The facts are as follows: In the course of representation of a client on an alleged rape charge, counsel requested a log book for the complaining witness' entry into one of New Orleans’ housing projects. The DA implied that it didn’t exist. The defender-investigator was asked to go confirm this. She went to HANO (Housing Authority of New Orleans), made the request, left her card, and procured the log book (which is a public document).
 
At some point after, a senior HANO official made the complaint against Taryn, though he and Taryn have never met – not that day at HANO, or since.
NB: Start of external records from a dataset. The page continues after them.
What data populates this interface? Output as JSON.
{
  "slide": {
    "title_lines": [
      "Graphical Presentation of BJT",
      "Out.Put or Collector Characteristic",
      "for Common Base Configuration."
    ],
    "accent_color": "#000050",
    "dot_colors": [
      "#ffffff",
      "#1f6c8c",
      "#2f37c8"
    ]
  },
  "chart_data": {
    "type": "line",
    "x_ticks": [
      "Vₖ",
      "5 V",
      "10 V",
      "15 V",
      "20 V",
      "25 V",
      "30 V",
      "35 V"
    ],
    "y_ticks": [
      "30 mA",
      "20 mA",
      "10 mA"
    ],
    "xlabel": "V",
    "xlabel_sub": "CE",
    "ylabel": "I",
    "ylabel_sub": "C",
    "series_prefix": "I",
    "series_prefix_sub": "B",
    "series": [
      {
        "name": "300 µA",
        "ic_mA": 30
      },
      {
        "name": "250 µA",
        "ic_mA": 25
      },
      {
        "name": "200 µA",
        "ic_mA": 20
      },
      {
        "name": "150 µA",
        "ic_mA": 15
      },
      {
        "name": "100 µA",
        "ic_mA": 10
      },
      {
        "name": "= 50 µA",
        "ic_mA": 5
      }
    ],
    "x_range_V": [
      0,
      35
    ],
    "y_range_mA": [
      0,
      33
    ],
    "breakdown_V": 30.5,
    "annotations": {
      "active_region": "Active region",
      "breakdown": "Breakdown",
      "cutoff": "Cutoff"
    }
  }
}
The DA has chosen to prosecute the case and it is scheduled for trial on January 3rd.
 
Derwyn Bunton, the chief defender at OPD, placed the investigator on administrative duty, did a thorough internal investigation and is absolutely comfortable that the investigator did nothing wrong. His investigation revealed Taryn’s OPD investigator card in the rolodex of the HANO officials with whom she met. Time may prove differently but neither of those people are expected as witnesses in the prosecution at next weeks’ trial, somehow.
 
The case is weak but is going forward. This is the second time the DA in New Orleans has prosecuted a defender-investigator (the first was an OPD investigator named Emily Beasley who was charged in 2009 with kidnapping after she interviewed a minor witness with parental permission on the stoop across the street), though those charges were dropped. Apparently, the DA believes that if OPD is going to continue to effectively investigate cases, he must charge OPD investigators criminally in order to intimidate them into stopping. Taryn has a team of lawyers representing her and although, as defenders, we must prepare for injustice, we are hopeful for the right outcome.
 
NAPD is comfortable with the facts of the case and the problems with the allegations against Taryn, and is acutely aware of the risks associated with not taking a strong position as this case goes to trial. To show our support for Taryn and the investigators in all public defender offices (almost all who have had the common experience of being misidentified by a range of others) and to stall any other effort to charge defender-investigators criminally for doing their jobs, NAPD is writing a letter in support of Taryn, the importance of zealous investigation, and the need for defense programs to operate freely from political interference and intimidation of this kind. 
 
Taryn has since left OPD, is finishing her MSW, and is interested in pursuing her public defense career as social worker. She’s a defender all the way through, and proof that we cannot be intimidated out of our duties to our clients!
 
Through our social media campaign, and in other strategies that you may develop, we encourage you to stand with Taryn and with NAPD as we resist the New Orleans District Attorneys’ effort to compromise the right to counsel and the zealous investigations and investigators that justice requires!!